Much of the book is a flashback of sorts detailing the history of Mrs. Hudson. Yes, Sherlock Holmes' landlady from Baker Street, now his housekeeper in Sussex. King has created an inventive, dark, and surprisingly believable backstory for Mrs. Hudson, basing it on the fact that there's a man named Hudson in the canon story "The Adventure of the Gloria Scott." In King's hands, he is revealed to be Mrs. Hudson's father, and you know, I just don't feel like spoiling this story too much because I would have been really mad if I'd known much more than that myself going in.

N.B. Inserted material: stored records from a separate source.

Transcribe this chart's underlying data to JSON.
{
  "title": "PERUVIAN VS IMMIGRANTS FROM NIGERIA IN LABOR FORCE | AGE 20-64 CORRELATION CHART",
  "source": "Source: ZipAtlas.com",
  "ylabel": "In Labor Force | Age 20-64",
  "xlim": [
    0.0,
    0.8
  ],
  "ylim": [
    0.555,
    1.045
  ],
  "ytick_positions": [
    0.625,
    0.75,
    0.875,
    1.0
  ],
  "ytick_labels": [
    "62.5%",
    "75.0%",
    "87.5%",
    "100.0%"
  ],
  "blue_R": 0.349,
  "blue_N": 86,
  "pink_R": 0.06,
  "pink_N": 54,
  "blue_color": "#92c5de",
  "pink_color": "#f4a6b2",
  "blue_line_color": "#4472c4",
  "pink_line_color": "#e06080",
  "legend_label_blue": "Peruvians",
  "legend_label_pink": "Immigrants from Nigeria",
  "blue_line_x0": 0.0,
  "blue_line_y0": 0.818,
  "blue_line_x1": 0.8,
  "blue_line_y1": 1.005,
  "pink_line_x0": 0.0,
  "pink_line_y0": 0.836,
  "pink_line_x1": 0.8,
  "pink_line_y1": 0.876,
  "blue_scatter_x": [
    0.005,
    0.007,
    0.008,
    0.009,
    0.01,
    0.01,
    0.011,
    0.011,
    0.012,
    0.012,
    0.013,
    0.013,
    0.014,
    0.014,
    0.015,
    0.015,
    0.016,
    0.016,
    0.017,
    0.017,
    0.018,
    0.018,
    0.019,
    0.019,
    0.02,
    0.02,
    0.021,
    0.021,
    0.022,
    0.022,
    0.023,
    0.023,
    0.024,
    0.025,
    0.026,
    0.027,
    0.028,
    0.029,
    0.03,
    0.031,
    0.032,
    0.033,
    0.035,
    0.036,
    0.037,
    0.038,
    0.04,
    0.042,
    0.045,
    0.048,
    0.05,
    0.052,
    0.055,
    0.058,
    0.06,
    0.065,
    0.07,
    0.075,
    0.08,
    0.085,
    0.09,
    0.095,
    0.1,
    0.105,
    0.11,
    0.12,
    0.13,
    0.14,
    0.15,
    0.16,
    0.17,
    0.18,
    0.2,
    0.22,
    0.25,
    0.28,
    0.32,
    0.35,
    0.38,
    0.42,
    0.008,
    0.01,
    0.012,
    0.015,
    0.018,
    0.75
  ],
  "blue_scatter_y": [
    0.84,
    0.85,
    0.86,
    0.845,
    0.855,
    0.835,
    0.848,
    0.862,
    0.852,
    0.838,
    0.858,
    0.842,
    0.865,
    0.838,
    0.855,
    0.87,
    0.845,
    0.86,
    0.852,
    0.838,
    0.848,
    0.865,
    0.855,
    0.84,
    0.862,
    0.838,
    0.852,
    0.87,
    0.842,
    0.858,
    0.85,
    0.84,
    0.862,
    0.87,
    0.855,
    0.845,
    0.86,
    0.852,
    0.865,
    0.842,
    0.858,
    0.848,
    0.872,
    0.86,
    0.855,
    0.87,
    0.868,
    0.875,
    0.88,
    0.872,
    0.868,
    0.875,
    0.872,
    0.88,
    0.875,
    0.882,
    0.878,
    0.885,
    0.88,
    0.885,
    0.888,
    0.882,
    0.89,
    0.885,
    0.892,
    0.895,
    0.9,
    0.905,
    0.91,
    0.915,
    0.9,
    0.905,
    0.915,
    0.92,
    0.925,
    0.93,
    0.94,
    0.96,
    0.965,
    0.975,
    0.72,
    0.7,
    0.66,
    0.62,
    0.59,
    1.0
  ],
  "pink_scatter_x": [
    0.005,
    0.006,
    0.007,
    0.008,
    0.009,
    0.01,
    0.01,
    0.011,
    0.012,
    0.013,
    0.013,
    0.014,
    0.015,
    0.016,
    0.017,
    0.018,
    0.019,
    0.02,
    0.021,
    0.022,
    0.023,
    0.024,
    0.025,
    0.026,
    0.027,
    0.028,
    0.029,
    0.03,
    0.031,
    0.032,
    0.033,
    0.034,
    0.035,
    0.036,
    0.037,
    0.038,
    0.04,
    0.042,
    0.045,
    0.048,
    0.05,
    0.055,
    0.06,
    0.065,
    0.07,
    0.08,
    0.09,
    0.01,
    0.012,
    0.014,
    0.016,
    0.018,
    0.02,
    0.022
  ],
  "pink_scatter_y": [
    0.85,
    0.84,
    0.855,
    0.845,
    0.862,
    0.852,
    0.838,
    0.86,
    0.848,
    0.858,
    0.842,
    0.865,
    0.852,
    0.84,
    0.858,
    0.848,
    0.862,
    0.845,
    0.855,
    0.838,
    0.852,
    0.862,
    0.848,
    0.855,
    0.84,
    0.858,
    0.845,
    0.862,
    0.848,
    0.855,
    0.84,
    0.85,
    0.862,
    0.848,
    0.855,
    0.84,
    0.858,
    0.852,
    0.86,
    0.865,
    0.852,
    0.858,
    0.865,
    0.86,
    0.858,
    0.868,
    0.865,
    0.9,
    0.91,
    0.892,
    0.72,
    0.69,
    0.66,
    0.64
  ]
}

Well, except I'll tell you this: the story revolves around con artistry. And I am perilously fond of confidence men, grifters, matchstick men, hustlers, and flimflammers. Which is why this book drew me in so quickly and deeply. Sherlock Holmes and Mary Russell kind of float on the periphery of this one for a long time, very intensely tied to the plot, but at the same time staying a bit in the background for 200 pages. Holmes gets page time in the flashbacks too, a young Holmes working his first case, which is charming. But I wasn't bothered by their absence because the story King wove around Mrs. Hudson was so compelling.
Particularly Good Bits:
"The smiling countryside," he said bitterly. "Its potential for sin has always filled me with horror. Now I have added to its lonely secrets" (p. 172).
If This was a Movie, I Would Rate It: R for more scenes of sensuality than are typical of this series, and also violence and some language.